Troy Brooks announced this week his intention to file and run to represent the 32nd Senate District. Incumbent Sen. Mike Wilson, R- Bowling Green, filed to run for re-election to that seat.
A filing in the Court of Criminal Appeals of Tennessee states that Brooks was indicted by a grand jury in Wilson County on five counts of theft over $10,000, four counts of theft over $1,000, six counts of fraudulent use of a credit card in the amount of $1,000 to $10,000 and one count of fraudulent use of a credit card in the amount of over $500. The case arose from the misappropriation of about $185,000 from nine clients, according to the filing.
According to a 2008 judgment from the Board of Professional Responsibility of the Supreme Court of Tennessee, Brooks pleaded guilty to four charges of theft over $10,000.
Four charges of theft over $1,000 were dismissed, according to the judgment.
The judgment states that 37 complaints against Brooks are incorporated into various supplemental petitions.

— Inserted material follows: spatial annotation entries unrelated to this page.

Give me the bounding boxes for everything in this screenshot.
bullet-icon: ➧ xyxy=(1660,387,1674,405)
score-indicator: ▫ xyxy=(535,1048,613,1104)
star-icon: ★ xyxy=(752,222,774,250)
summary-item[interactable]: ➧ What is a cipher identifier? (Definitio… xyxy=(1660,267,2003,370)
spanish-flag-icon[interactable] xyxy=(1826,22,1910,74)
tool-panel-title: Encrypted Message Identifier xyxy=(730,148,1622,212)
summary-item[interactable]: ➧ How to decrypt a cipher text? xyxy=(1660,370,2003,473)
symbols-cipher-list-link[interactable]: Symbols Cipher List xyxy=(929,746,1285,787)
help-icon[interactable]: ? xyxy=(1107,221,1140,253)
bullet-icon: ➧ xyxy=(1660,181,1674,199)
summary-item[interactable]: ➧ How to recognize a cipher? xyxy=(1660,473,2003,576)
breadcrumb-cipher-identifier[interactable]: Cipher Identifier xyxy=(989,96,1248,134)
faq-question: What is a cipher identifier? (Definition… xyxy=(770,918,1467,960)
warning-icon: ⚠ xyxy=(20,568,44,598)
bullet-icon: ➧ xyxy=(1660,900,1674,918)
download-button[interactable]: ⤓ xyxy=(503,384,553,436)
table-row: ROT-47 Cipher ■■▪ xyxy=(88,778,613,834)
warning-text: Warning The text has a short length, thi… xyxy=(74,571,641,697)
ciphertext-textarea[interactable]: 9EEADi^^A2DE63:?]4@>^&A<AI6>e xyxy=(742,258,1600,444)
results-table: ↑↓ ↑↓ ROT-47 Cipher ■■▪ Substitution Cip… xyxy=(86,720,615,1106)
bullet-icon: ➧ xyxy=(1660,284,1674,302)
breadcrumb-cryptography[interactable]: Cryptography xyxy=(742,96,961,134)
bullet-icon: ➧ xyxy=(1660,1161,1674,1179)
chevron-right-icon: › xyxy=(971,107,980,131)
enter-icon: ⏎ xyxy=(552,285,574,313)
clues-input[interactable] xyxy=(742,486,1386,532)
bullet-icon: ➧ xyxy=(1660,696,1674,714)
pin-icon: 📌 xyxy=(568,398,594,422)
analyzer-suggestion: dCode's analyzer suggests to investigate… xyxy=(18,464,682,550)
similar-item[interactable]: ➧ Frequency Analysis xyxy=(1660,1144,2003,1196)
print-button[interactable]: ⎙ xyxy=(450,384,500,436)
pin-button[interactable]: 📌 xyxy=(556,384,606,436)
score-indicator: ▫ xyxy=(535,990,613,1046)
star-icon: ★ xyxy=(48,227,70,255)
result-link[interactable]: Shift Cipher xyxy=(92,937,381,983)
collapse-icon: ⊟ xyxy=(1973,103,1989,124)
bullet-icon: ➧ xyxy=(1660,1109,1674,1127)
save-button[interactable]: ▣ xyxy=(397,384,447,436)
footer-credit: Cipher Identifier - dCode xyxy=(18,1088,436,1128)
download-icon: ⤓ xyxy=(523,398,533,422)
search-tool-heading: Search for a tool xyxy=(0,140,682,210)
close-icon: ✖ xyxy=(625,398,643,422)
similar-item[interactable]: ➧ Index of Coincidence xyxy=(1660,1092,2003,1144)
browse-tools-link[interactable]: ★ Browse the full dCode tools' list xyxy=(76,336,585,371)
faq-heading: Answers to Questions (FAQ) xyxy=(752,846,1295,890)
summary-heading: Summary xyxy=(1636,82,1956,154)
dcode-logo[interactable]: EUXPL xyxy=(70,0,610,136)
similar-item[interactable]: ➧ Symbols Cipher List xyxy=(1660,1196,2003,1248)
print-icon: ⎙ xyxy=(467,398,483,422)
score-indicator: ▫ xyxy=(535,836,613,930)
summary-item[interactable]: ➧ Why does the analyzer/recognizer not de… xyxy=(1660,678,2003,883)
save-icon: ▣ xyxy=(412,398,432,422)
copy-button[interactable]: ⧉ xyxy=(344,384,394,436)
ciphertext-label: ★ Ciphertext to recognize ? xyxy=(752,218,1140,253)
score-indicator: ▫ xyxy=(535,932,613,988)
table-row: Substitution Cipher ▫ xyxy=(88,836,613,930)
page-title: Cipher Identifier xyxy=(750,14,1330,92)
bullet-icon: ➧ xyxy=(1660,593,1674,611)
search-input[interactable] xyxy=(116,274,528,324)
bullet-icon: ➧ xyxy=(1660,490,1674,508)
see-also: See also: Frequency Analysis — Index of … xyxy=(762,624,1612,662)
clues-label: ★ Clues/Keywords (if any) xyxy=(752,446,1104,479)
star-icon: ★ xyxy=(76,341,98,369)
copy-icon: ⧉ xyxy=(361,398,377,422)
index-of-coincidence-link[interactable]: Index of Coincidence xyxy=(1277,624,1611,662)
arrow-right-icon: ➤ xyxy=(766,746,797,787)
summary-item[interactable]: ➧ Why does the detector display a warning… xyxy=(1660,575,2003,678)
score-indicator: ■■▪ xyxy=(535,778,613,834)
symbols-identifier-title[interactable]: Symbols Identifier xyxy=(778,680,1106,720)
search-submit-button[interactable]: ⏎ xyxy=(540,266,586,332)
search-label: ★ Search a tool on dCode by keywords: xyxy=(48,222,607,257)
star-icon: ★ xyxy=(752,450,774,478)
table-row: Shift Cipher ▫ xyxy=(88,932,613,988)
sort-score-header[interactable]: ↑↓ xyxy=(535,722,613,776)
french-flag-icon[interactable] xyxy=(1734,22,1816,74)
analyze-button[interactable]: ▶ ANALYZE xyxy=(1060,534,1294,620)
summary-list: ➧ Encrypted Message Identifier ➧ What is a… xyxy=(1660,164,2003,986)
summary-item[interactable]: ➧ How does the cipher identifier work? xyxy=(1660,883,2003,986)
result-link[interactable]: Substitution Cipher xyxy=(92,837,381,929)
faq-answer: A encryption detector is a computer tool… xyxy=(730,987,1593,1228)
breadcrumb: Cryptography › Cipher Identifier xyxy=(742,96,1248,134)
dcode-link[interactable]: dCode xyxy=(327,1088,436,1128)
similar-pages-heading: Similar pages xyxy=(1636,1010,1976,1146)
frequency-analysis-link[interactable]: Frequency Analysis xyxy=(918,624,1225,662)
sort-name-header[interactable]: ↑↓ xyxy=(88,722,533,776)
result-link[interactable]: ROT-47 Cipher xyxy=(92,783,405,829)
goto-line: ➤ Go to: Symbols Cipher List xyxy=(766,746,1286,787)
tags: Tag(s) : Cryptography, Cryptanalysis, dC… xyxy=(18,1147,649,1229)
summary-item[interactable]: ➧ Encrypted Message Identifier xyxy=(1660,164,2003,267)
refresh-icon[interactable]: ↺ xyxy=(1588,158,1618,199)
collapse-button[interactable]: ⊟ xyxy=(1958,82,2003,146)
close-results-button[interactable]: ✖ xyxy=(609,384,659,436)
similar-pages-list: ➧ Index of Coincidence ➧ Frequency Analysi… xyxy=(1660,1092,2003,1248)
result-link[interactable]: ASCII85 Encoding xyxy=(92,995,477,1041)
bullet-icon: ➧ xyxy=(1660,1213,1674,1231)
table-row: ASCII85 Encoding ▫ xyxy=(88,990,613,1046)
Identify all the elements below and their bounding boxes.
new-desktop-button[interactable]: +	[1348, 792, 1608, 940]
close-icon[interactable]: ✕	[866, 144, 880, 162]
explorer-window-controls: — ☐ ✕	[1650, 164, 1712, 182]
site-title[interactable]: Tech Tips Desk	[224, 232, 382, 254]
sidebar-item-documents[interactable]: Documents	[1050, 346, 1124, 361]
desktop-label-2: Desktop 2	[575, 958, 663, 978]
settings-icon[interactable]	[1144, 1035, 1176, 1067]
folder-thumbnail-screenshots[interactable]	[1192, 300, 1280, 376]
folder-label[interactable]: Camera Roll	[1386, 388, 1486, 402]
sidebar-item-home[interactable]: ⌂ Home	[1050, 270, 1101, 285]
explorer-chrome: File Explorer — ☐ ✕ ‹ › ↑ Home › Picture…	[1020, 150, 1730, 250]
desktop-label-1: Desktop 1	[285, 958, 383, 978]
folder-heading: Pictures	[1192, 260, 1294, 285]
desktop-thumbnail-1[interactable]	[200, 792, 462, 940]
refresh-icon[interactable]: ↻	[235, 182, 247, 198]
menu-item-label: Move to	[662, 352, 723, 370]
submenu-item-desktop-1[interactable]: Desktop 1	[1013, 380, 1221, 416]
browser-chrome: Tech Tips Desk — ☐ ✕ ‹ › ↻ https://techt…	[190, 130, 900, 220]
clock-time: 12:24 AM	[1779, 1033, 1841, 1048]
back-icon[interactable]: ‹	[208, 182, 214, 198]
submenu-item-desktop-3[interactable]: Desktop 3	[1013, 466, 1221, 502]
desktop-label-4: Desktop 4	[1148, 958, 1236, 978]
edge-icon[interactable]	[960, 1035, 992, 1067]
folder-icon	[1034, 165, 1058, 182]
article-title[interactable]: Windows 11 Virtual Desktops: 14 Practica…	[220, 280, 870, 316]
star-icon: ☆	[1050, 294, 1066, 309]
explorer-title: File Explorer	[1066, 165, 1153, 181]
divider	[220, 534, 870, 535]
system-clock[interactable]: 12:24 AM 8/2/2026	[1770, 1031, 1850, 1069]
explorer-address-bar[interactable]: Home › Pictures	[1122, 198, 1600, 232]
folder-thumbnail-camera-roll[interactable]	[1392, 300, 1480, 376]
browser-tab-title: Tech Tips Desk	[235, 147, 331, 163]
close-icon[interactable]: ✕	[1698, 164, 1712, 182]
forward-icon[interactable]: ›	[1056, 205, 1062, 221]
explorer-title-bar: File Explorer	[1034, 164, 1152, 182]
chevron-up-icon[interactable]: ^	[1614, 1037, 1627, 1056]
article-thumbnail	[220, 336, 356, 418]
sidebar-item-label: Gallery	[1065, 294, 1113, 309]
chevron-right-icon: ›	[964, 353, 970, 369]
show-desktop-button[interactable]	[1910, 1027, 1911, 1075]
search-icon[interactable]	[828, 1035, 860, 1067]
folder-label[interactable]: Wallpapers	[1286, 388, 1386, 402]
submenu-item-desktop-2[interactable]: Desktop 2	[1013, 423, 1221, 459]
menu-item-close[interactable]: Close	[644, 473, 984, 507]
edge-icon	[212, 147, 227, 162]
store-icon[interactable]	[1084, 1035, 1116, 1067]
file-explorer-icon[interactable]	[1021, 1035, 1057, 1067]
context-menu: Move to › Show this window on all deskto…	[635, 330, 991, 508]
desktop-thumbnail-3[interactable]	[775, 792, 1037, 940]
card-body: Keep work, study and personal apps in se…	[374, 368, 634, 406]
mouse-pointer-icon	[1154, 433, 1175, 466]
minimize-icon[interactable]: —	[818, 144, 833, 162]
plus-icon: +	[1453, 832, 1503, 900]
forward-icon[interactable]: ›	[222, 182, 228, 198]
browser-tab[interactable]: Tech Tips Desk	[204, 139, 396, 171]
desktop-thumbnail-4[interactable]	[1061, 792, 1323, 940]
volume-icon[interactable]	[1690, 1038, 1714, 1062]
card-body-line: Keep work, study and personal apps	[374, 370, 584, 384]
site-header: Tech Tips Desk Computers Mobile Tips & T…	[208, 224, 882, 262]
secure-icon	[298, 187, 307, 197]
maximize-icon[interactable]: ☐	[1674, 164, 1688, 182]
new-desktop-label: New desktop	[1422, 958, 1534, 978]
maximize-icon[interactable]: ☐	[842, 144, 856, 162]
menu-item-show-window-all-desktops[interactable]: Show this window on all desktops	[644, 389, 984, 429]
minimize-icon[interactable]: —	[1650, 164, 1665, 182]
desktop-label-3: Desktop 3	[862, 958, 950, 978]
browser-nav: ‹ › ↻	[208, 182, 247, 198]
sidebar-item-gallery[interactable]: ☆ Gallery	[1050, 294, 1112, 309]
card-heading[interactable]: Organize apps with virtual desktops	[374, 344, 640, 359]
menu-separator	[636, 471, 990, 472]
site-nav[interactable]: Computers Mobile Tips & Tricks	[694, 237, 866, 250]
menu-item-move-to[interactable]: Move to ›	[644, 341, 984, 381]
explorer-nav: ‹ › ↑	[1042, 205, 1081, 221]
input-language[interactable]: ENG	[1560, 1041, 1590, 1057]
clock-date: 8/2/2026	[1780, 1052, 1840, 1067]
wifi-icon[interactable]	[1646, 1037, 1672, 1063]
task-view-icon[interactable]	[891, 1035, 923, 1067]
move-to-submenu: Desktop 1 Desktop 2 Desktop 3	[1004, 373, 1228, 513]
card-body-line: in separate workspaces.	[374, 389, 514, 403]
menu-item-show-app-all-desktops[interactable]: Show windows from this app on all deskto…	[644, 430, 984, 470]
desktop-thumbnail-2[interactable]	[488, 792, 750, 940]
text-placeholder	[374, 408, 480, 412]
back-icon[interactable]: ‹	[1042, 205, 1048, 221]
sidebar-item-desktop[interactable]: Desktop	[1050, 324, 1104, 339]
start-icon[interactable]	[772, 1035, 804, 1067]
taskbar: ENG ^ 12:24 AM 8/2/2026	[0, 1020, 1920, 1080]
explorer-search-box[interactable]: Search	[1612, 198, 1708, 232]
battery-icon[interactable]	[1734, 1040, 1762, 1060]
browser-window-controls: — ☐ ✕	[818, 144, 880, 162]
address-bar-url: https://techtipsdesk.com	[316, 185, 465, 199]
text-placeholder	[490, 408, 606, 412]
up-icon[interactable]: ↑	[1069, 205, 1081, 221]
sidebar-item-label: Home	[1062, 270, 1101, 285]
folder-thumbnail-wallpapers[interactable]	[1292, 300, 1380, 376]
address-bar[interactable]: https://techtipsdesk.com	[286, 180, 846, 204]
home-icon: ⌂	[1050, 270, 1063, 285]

“The pattern seems to be accepting retainers from clients and not performing the work promised, accepting funds to pay experts or as settlement to be disbursed to clients and not disbursing the funds but rather converting them for his own use,” it states.
The judgment states that, in total, Brooks “obtained $250,794.30 of his (clients’) or third parties’ money and converted it to his own use.”
It states that the judgment against Brooks is a default judgment in which all the petitions against him are deemed to be true because he failed to respond to discovery requests.
On Tuesday, Brooks said he did not plead guilty to the charges.
Brooks said his record has been expunged and that he is eligible to apply for reinstatement through the Board of Professional Responsibility of the Supreme Court of Tennessee. However, he said he has no plans to do so.
Sandy Garrett, chief disciplinary council for the board, said Brooks is eligible for reinstatement because enough time has passed – five years – since his disbarment, but reinstatement would have to be approved by a hearing panel of judges.
Brooks said incidents that led to the charges were not cases of theft, but merely disputes over fees and misunderstandings and that the charges have now been dismissed.
“It took me a long time to clear my name, and I didn’t stop until my name was cleared,” he said.
He produced orders of expungement citing either “successful completion of all probation provisions and proceedings against defendant have been discharged by the court,” or “nolle prosequi entered in the case” as reasons he was entitled to have records related to the charges expunged. “Nolle prosequi” is a declaration by a prosecutor or plaintiff that he or she will not proceed further with a case.
The Board of Professional Responsibility judgment cites court documents wherein Brooks attributed misconduct to a “get-rich-quick” scheme through email that promised investment opportunities in Nigerian oil and gas.
According to the judgment, after researching the offer, Brooks began using clients’ money for investment “with the full assurances that (he) would have the return of the money in time to take care of all disbursements.”
After realizing the opportunity was a scam, he started gambling “under the false hope that (he) could recoup the funds until (he) was reported (to the Board of Professional Responsibility),” according to the judgment.
On Tuesday, Brooks described the narrative within the Board of Professional Responsibility judgment – including the accusation that he used client money for investment in Nigerian oil and gas – as “totally false” and said that the charges arose from fee disputes with clients.
“I totally dispute that and don’t think that’s accurate,” he said.
Brooks said he refunded the money in dispute to clients.
“It’s unfortunate that it rose to that level, but it did,” he said.
Brooks said he doesn’t have a gambling problem.
“I’ve never had a gambling addiction, nor do I gamble,” he said.
Brooks declined to further discuss details of the circumstances that preceded the charges.